Austin, Texas may be an urban hub for tech and BBQ, but it also nurtures a culture of outdoor recreation. Along with towering glass buildings, the metropolis is laced with greenways, and none is more pronounced than the series of parks that border Lady Bird Lake, the dammed-off stretch of the Colorado River which wanders through the heart of Austin.
While labeled a lake, Lady Bird does have a mild current running west to east. It’s common for paddlers to put in and out at the same point, paddling up and down the river. We, however, have inflatable pack rafts. So, rather than planning a return trip by water, we pack backpacks into our rafts and set out to paddle with the current and then return on foot—taking the opportunity to grab some lunch and explore the paved thoroughfares of Austin’s downtown.
Paddling Lady Bird Lake
The Colorado wanders along the southwest edge of downtown Austin. Most of it is buffered from the busy city by public parks with paths, picnic pavilions, and other outdoor spaces. The southern shore is far less busy, and we find ample space to park in a dirt lot near the Zilker Botanical Garden. The spot is close to the water in terms of distance but not elevation. We are on a bluff with thick foliage. Finding a location to put in isn’t immediate, but self evident when we find it.
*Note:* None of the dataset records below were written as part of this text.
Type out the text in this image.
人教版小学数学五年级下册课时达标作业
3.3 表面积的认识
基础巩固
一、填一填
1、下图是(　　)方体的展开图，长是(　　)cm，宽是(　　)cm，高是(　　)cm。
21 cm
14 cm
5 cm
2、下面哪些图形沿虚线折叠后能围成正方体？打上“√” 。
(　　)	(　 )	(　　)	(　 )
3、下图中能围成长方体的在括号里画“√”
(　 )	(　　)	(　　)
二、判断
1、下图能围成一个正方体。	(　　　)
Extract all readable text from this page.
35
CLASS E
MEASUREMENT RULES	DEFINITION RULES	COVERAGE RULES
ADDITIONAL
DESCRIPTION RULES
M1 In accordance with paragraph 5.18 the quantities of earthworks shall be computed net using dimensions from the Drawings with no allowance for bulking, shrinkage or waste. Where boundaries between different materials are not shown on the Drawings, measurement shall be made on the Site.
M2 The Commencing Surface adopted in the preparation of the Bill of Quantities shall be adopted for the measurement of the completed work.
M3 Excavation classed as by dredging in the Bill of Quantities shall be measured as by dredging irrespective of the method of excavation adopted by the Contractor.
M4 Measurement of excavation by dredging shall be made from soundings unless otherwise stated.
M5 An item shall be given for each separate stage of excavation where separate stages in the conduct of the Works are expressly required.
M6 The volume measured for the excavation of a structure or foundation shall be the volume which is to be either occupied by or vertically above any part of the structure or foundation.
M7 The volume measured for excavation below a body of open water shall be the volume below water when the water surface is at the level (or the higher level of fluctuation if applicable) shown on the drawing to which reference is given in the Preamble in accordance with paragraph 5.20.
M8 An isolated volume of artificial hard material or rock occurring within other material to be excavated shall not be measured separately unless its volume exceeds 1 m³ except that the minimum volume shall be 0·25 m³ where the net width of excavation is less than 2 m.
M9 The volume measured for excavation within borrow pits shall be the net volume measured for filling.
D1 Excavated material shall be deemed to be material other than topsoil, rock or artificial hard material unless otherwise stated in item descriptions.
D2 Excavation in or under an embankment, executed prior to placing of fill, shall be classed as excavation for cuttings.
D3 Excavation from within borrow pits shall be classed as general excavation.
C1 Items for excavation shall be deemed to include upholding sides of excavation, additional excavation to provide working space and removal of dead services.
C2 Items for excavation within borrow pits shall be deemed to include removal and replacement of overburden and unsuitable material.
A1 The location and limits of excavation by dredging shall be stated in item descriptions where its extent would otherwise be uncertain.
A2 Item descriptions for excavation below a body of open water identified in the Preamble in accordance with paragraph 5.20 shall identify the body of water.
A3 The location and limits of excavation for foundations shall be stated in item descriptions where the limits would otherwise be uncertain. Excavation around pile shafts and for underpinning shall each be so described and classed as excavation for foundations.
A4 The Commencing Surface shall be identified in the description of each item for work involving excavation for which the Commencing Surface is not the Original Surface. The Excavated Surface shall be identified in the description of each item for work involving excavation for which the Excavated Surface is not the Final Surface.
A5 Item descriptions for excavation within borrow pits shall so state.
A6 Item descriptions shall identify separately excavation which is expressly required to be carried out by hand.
Putting in on Lady Bird Lake
We pick our parking spot because there are several rowing rentals and clubs located nearby. While we didn’t see any public launches or docks on Google Maps, we assume this density would coincide with something friendly to the casual paddler. I spot a few rough scrambles to the shoreline that we could attempt. But this isn’t some wilderness launch point. This is Austin. There must be a more practical spot that doesn’t unduly promote erosion on steep bluffs.
Fortunately, we can walk from our parking spot to a level launch point on the northern shore under the Roberta Crenshaw Pedestrian Walk Way. We clearly are not the only people using this as a launch point. It’s a well-trodden area with evidence of many other launches. We inflate our rafts, stow our gear in dry bags, and push off. As we paddle downstream, we see another pair of paddlers at the end of their trip, paddling towards the level and clear stretch of land we had just vacated. Yup, it’s a popular spot.
Exploring the Shoreline.
It’s a relaxing paddle downstream from the launch point, with views of Downtown Austin. We spot Great Blue Heron, Snowy White Egrets, and humans grazing and engaging in courtship rituals. The only downside is that we are paddling east in the morning. So we are paddling into the sun. For a one-way paddle, we would be better served traveling west in the morning or east in the afternoon. But any paddling is better than no paddling. And we have things to see downtown.
We pass under several bridges. Some are utilitarian. Some are sculptural, And one is utterly unique. The Congress Avenue Bridge is more than just a towering river crossing; it is also home to a massive colony of bats.
The Bats of Congress Avenue Bridge
At the end of a warm, calm day, crowds gather around the Congress Avenue Bridge to see the bats flood the sky in one mass cloud of wings. It’s an awe-inspiring experience…under ideal conditions, that is. And to understand what makes for the best bat viewing, you must understand the bats.
While many bats call Austin home, the Congress Avenue Bridge is home to a maternity colony of Mexican free-tailed bats. These migratory bats spend the winter in Mexico but return to Austin to birth and rear their pups. The bats roost in gaps between the road deck and concrete structures during the day and take flight in the evening to hunt for flying insects.
The number of bats that take flight each night varies depending on the season, weather conditions, and how hungry the bats are. While much of the spring and summer make for good bat watching, the peak time is August as the offspring mature. But numbers also vary daily. On a cold, windy, rainy evening, flying conditions are poor, and well-fed bats are far less likely to take wing. But on a warm, calm evening, the sky can be filled by the synchronized flight of the world’s largest urban bat colony.
The Austin Bat Refuge puts out predictions for each night based on past behavior and weather.
Walking Through Downtown Austin
While we could have continued paddling on the Colorado River, we find a dock on the north shore with limited public use at the Austin Rowing Club just after the Congress Avenue Bridge. We quickly deflate and pack our rafts in backpacks before exploring downtown Austin.
Driving through Austin can be harrowing, but the city is profoundly walkable. We are grateful to have the camper parked outside of downtown as we walk past parking garages with ambitious entry fees.
For those looking to commune with nature, it’s a simple enough choice to return via the river walk. It’s an uninterrupted scenic trail popular with walkers, runners, bikers, and anyone looking to relax outside. However, we opt to explore the city and wander down 6th Street, the touristy heart of Austin with quirky bars and oddities such as the Museum of the Weird. We enjoy margaritas at the Iron Cactus, find my favorite beer at a Belgian beer garden, and enjoy some Austin BBQ as we return to the camper.
It’s the perfect day. And by the late afternoon, we are speeding away from the busy city, headed for watery wilderness.